Airbus s'est fixé pour objectif de faire voler un avion à hydrogène d'ici à 2035. Pour y parvenir, l'avionneur européen devra relever plusieurs challenges : le coût de cette énergie, son stockage, l'évolution de l'architecture de l'avion et sa certification ainsi que les infrastructures nécessaires à proximité des aéroports. Revue en détails à l'occasion du Paris Air Forum 2020, organisé par La Tribune, avec Jean-Brice Dumont, vice-président en charge de l'ingénierie chez Airbus et président du Corac, Bruno Sainjon, président-directeur général de l'Onera et Pierre-Etienne Franc, vice-président de la branche d'activité mondiale Hydrogène énergie d'Air Liquide. Avec Jean-Brice Dumont, Executive Vice President, Head of Engineering chez Airbus et Président du CORAC, Bruno Sainjon, Président-directeur général de l'ONERA, Pierre-Etienne Franc, Vice-président de la branche d'activité mondiale Hydrogène énergie d'Air Liquide (Animé par Fabrice Gliszczynski, rédacteur en chef aéronautique civile / transports à La Tribune).

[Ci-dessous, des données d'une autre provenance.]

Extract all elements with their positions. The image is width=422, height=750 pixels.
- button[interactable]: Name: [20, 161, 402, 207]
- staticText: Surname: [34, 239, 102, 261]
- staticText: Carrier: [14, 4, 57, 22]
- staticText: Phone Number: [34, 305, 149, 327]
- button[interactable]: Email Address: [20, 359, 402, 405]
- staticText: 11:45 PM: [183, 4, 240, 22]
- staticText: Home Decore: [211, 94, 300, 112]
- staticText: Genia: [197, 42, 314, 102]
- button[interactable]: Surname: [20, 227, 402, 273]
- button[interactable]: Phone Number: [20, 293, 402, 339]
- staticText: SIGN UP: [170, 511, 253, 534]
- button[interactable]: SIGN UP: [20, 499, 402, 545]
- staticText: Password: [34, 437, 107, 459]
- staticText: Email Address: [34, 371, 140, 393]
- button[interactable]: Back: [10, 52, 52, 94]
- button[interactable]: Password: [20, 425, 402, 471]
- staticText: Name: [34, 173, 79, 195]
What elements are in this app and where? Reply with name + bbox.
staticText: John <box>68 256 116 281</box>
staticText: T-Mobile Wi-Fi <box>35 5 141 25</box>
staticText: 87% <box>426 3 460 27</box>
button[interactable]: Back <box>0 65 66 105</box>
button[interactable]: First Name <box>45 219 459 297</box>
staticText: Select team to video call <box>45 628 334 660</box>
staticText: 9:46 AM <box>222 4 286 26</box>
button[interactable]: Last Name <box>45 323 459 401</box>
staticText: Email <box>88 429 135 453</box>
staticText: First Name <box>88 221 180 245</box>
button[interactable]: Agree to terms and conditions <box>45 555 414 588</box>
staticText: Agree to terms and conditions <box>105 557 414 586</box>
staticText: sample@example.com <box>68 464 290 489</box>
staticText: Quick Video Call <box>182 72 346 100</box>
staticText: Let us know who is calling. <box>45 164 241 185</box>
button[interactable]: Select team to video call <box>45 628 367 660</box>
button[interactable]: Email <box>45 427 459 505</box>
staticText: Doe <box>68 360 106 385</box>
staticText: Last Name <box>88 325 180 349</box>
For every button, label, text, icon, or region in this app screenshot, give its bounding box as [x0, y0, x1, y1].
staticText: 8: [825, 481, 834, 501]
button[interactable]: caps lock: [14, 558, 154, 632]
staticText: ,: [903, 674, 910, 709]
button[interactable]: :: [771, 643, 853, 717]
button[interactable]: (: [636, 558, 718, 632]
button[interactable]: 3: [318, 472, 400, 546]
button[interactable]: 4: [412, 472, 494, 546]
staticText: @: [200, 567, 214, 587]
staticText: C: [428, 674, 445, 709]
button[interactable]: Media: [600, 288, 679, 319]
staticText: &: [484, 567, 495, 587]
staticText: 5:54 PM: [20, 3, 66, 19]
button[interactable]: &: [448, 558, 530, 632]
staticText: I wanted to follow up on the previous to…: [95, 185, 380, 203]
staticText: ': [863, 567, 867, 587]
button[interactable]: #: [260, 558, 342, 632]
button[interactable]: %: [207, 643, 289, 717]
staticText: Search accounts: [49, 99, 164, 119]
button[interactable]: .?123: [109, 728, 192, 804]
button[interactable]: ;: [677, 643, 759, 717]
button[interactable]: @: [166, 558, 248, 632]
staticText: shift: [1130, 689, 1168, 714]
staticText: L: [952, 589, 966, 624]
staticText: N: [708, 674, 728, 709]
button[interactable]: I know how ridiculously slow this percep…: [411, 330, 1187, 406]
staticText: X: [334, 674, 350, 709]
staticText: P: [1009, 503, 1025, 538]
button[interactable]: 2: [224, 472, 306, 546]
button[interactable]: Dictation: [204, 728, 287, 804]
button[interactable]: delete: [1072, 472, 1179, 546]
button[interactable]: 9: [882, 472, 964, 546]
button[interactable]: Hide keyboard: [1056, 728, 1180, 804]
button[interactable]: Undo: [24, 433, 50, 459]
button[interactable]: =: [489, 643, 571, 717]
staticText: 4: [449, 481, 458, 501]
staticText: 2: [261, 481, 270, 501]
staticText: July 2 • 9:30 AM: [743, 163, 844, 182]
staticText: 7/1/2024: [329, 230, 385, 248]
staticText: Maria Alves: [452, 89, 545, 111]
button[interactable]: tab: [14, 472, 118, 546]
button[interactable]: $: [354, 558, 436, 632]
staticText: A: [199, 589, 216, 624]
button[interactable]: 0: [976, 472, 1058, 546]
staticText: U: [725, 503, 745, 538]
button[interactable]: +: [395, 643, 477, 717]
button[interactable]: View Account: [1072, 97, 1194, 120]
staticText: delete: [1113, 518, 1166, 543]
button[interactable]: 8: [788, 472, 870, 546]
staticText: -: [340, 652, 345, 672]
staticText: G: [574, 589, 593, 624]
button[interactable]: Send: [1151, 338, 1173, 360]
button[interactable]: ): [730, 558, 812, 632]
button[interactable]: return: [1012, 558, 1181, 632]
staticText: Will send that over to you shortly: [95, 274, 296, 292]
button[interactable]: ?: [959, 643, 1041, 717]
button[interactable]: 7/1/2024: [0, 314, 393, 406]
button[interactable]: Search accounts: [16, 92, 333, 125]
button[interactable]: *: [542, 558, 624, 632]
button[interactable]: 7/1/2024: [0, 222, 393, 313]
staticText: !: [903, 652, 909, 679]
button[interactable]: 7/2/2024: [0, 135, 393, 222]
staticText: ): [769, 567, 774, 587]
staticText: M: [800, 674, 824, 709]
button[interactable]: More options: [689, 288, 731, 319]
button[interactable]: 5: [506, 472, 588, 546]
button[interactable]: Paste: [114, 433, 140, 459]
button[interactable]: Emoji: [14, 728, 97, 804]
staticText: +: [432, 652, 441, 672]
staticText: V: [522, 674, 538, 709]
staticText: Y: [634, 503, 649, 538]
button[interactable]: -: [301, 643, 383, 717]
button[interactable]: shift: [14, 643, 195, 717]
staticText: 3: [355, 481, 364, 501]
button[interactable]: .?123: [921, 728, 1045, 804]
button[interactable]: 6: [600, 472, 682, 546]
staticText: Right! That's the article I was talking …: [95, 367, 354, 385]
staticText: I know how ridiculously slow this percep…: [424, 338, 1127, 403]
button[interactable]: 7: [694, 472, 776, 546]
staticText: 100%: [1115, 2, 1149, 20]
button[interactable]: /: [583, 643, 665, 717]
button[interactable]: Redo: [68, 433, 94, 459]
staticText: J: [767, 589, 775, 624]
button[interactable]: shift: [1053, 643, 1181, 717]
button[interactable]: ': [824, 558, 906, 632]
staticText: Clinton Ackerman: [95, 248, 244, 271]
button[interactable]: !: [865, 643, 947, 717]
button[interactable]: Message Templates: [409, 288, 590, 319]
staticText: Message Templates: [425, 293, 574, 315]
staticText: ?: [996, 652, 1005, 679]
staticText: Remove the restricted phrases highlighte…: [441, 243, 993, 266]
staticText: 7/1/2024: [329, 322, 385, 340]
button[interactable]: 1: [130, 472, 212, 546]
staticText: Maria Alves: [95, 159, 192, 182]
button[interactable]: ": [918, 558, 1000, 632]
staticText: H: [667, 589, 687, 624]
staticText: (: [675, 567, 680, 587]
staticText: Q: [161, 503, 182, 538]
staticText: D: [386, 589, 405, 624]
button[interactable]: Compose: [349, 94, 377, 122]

En plein débat sur la manière de réduire l'impact environnemental du transport aérien, Airbus a présenté le 21 septembre dernier trois concepts d'avion à hydrogène en promettant un avion d'au moins 100 places totalement décarboné d'ici à 2035. Ce projet entre en rupture complète avec l'innovation incrémentale des dernières décennies et pose un certains nombre de défis qui ont fait l'objet d'un débat à l'occasion du ParisAirForum, organisé par La Tribune.

Lire aussi : L'aviation peut-elle vraiment gagner la bataille du CO2? : ce que disent les acteurs de l'aérien au Paris Air Forum

Le stockage

"Pour l'avion à hydrogène, le stockage est le premier sujet, estime Jean-Brice Dumont, vice-président en charge de l'ingénierie chez Airbus et président du Corac. La technologie retenue est celle d'un réservoir à double peau qui permet d'isoler assez parfaitement l'hydrogène et de le garder à une température très froide pendant une longue durée. L'hydrogène est beaucoup plus léger que le kérosène mais est trois à quatre fois plus volumineux, y compris dans sa phase liquide. Ce qui nous amène à envisager des réservoir plus gros."

Au-delà des réservoirs adaptés de l'avion, la problématique de stockage de l'hydrogène se pose aussi pour les aéroports.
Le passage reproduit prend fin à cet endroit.